Linear algebra

Introduction

Linear algebra is a branch of mathematics that studies vectors, vector spaces (also called linear spaces), and linear transformations between vector spaces, such as rotating a shape, scaling it up or down, translating it (i.e., moving it), etc. It includes the study of lines, planes, and subspaces, but is also concerned with properties common to all vector spaces.

A collection of mathematical equations and matrices representing linear algebra concepts

Basic Concepts

Vectors

In linear algebra, a vector is an element of a vector space. Vectors can be added together and multiplied (scaled) by numbers, called scalars in this context.

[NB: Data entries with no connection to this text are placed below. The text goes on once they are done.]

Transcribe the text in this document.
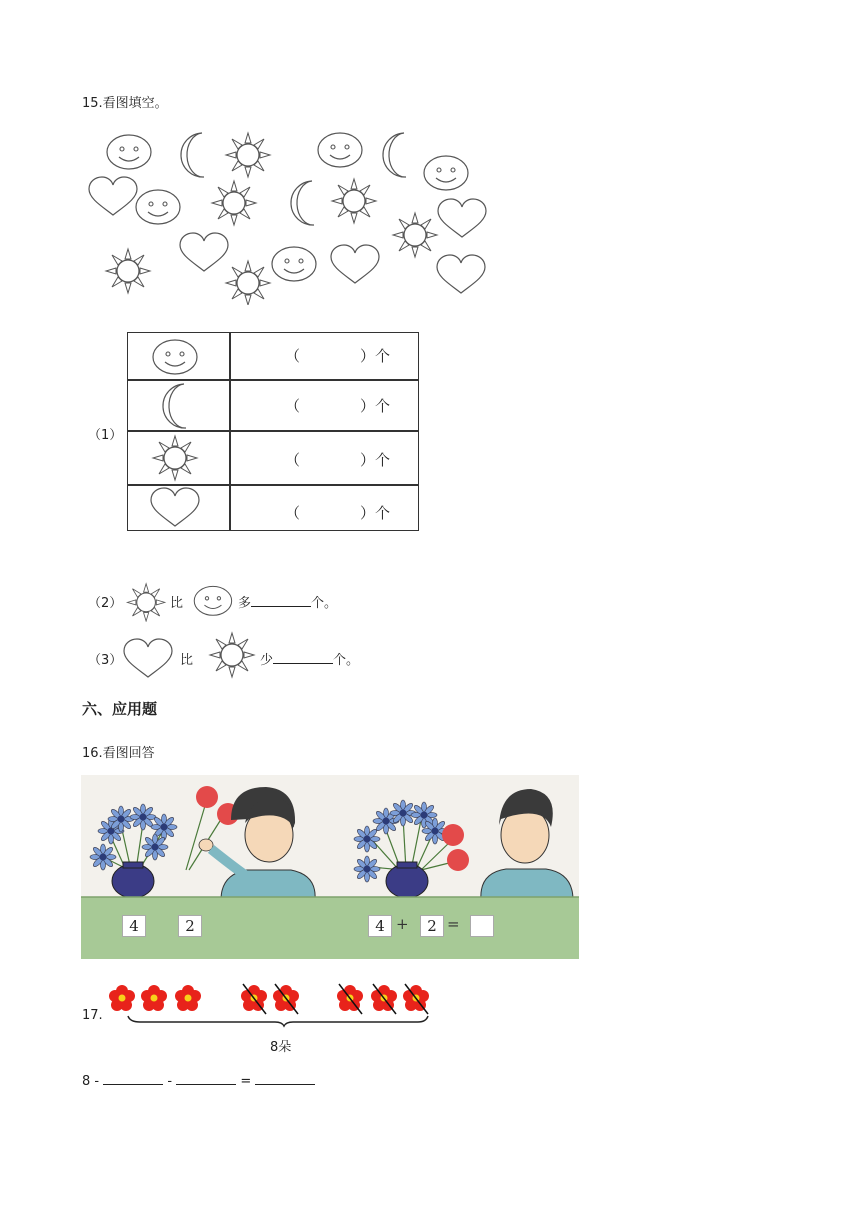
15.看图填空。
（1）
（	）个
（	）个
（	）个
（	）个
（2）	比	多	个。
（3）	比	少	个。
六、应用题
16.看图回答
4	2	4 +	2 =
17.
8朵
8 -	-	=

Scalars are often taken to be real numbers, but there are also vector spaces with scalar multiplication by complex numbers, rational numbers, or generally any field.

Vector Spaces

A Vector space is a collection of vectors, which may be added together and multiplied by scalars. Every vector space has a zero vector, which when added to any vector yields the original vector. It also has additive inverses, so for every vector there is another vector that will add to it to yield the zero vector.

Linear Transformations

A Linear transformation is a mapping between two vector spaces that preserves the operations of addition and scalar multiplication. Linear transformations can be represented by matrices, and this leads to a much simpler theory, which is often described first.

A visual representation of a linear transformation in a two-dimensional vector space

Matrices and Matrix Theory

In linear algebra, a matrix is a rectangular array of numbers arranged in rows and columns. Matrices can be added and multiplied according to certain rules. They are used to represent linear transformations, which are mappings that preserve the operations of addition and scalar multiplication.

Matrix Operations

Matrix operations include addition, multiplication, and transposition, as well as the computation of the inverse and determinant of a matrix.

Systems of Linear Equations

A system of linear equations is a collection of equations, each of which is linear in the same set of variables. The Gaussian elimination method can be used to solve systems of linear equations. It involves a sequence of operations applied to the corresponding matrix of coefficients.

A step-by-step illustration of the Gaussian elimination process

Eigenvalues and Eigenvectors

In linear algebra, an eigenvector of a linear transformation is a non-zero vector that changes by a scalar factor when that linear transformation is applied to it. The corresponding scalar is called an eigenvalue.

Applications of Linear Algebra

Linear algebra is used in almost all areas of mathematics, as well as in many areas of science and engineering. It is essential in the fields of computer graphics, statistics, quantum mechanics, electrical engineering, and many others.